Education Secretary Miguel Cardona refused to commit Tuesday to withholding student debt forgiveness from campus protesters who have engaged in antisemitic harassment and intimidation of classmates.
House Education and Workforce Committee chairwoman Virginia Foxx (R-NC) pressed Cardona on the more than $146 billion in debt that President Biden has canceled for student borrowers since taking office.
“You’ve been proudly volunteering taxpayers to take on the student loan debt of largely wealthy college graduates,” Foxx (R-NC) said. “Do you believe that students who spend their time in college calling for the destruction of an ethnic or religious group, or spend their time preventing students of particular ethnic or religious groups from walking around campus freely, or spend their time occupying campus buildings deserve to have their education paid for by taxpayers?”
“I’m really proud of the work that we’re doing to provide a lifeline to students who chose to go to college,” Cardona, 48, began to say, adding that he “couldn’t hear” Foxx’s question “that well.”
“I’m talking about the students who are being antisemitic and stopping Jewish students from being able to go to class and threatening them,” Foxx interjected. “Do you want to have the taxpayers pay their loans off?”
“I believe that students who are breaking the law and are disrupting the educational environment should be held to account,” Cardona answered, dodging the question.
“Will you commit to ensuring that no student who has harassed other students, or prevented other students from going to class or broken laws receives any form of student loan forgiveness?” Foxx asked again.
“We are committed to making sure campuses are safe.
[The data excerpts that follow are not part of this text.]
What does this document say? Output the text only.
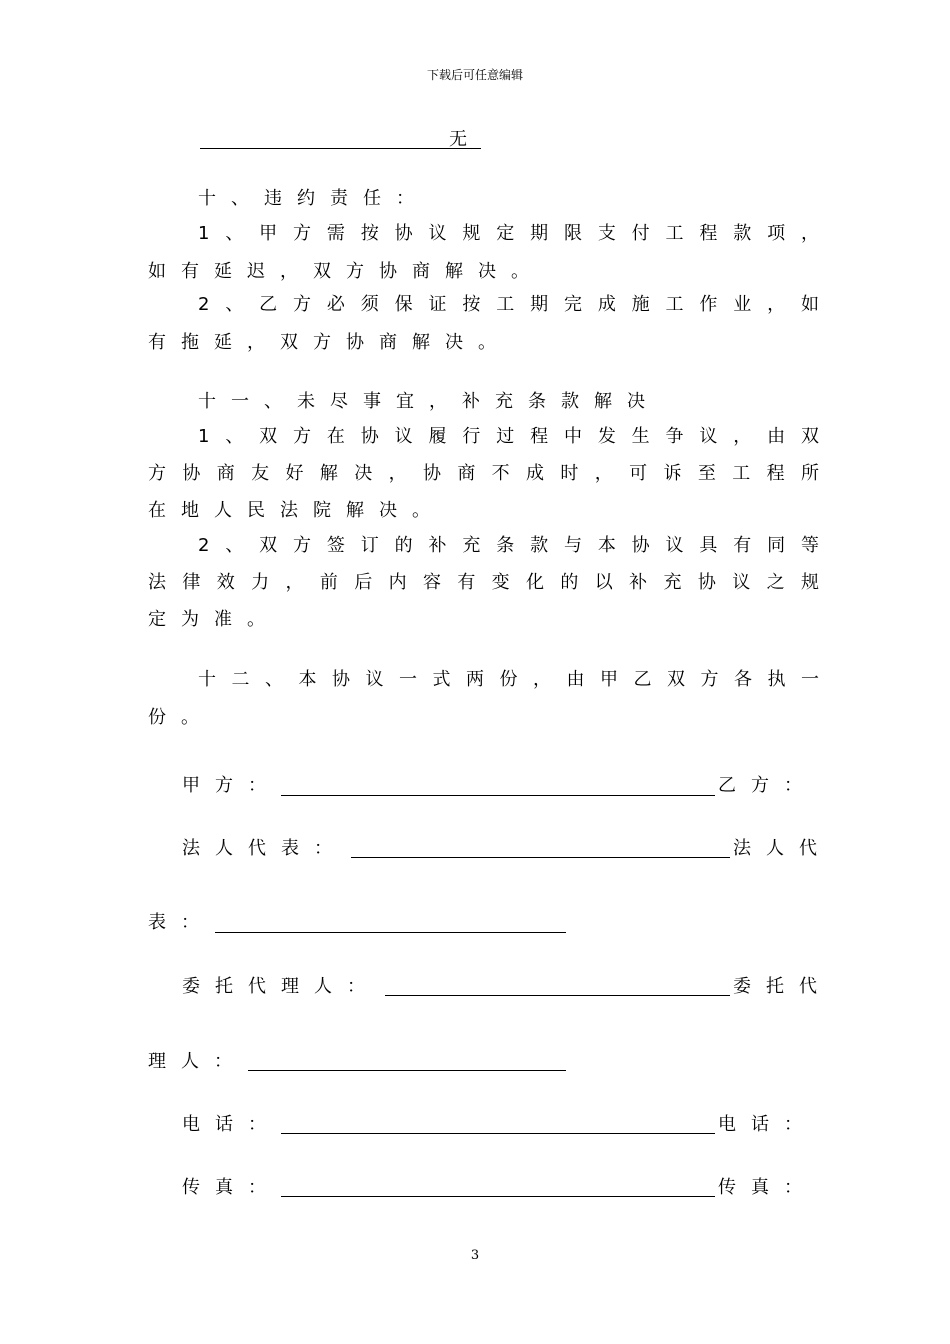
下载后可任意编辑
无
十、违约责任：
1、甲方需按协议规定期限支付工程款项，
如有延迟，双方协商解决。
2、乙方必须保证按工期完成施工作业，如
有拖延，双方协商解决。
十一、未尽事宜，补充条款解决
1、双方在协议履行过程中发生争议，由双
方协商友好解决，协商不成时，可诉至工程所
在地人民法院解决。
2、双方签订的补充条款与本协议具有同等
法律效力，前后内容有变化的以补充协议之规
定为准。
十二、本协议一式两份，由甲乙双方各执一
份。
甲方：	乙方：
法人代表：	法人代
表：
委托代理人：	委托代
理人：
电话：	电话：
传真：	传真：
3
I condemn any form of hate or any violence on campus,” Cardona said, evading the question a third time.
“Well, we’d like you to follow through on those who do break the law, and make sure they don’t receive student loan forgiveness,” Foxx responded.
The House panel held the Tuesday hearing on the Education Department’s annual budget, as well as its other policies and programs like Biden’s student debt cancellation, which Republicans have harshly criticized as an election “ploy” to win over young voters.
“These loan schemes do not forgive debt,” Senate Health, Education, Labor and Pensions Committee ranking member Bill Cassidy said last month. “They transfer the debt from those who willingly took it on to the 87[%] of Americans who decided to not go to college or already worked to pay off their loans.”
“This is an unfair ploy to buy votes before an election and does absolutely nothing to address the high cost of education that puts young people right back into debt,” added Cassidy (R-La.).
After Biden’s initial $430 billion debt cancellation program was struck down by the Supreme Court last year, the president moved forward with a second plan that could end up costing US taxpayers as much as $559 billion over the next 10 years, the Penn Wharton Budget Model estimated.
Foxx called for Cardona to resign in February after he declined to answer in an interview with Jewish Insider whether “From the river to the sea, Palestine will be free” is an antisemitic call for the genocide of Jews.
“I saw this as a failure of moral clarity deeming you unfit for public office and called for your resignation in February,” she told the secretary on Tuesday. “With the outbreak of campus riots, I am only more resolute, so I will say it again: you must resign.”
“On all the broad strokes, you have a failing grade,” she went on. “The Department has failed to protect young women with its Title IX rewrite, failed to return employees to the office to work in-person, and failed to pass its 2023 financial audit.”
“I see each of these failures as a result of the original failure—that the federal government inserted itself into education in the first place,” Foxx added, before taking another swipe at Cardona for botching a famous line of former President Ronald Reagan.
“There are good reasons why the word education does not appear in the Constitution. Education is done best when it is handled at the local level,” she said. “As President Ronald Reagan once famously said, ‘The nine most terrifying words in the English language are: ‘I’m from the government, and I’m here to help.’”
In November, Cardona had left off the first half of the Gipper’s dig at big government when touting his department’s achievements.
In his opening remarks, the education secretary told panel members, “My purpose here today is to propose a budget that helps protect and support our nation’s students.”
“The Biden-Harris administration, including the Department of Education, is taking action each and every day to help ensure that schools and colleges are free from discrimination and safe for Jewish students and all students,” he added. “And we’ll continue to do so.”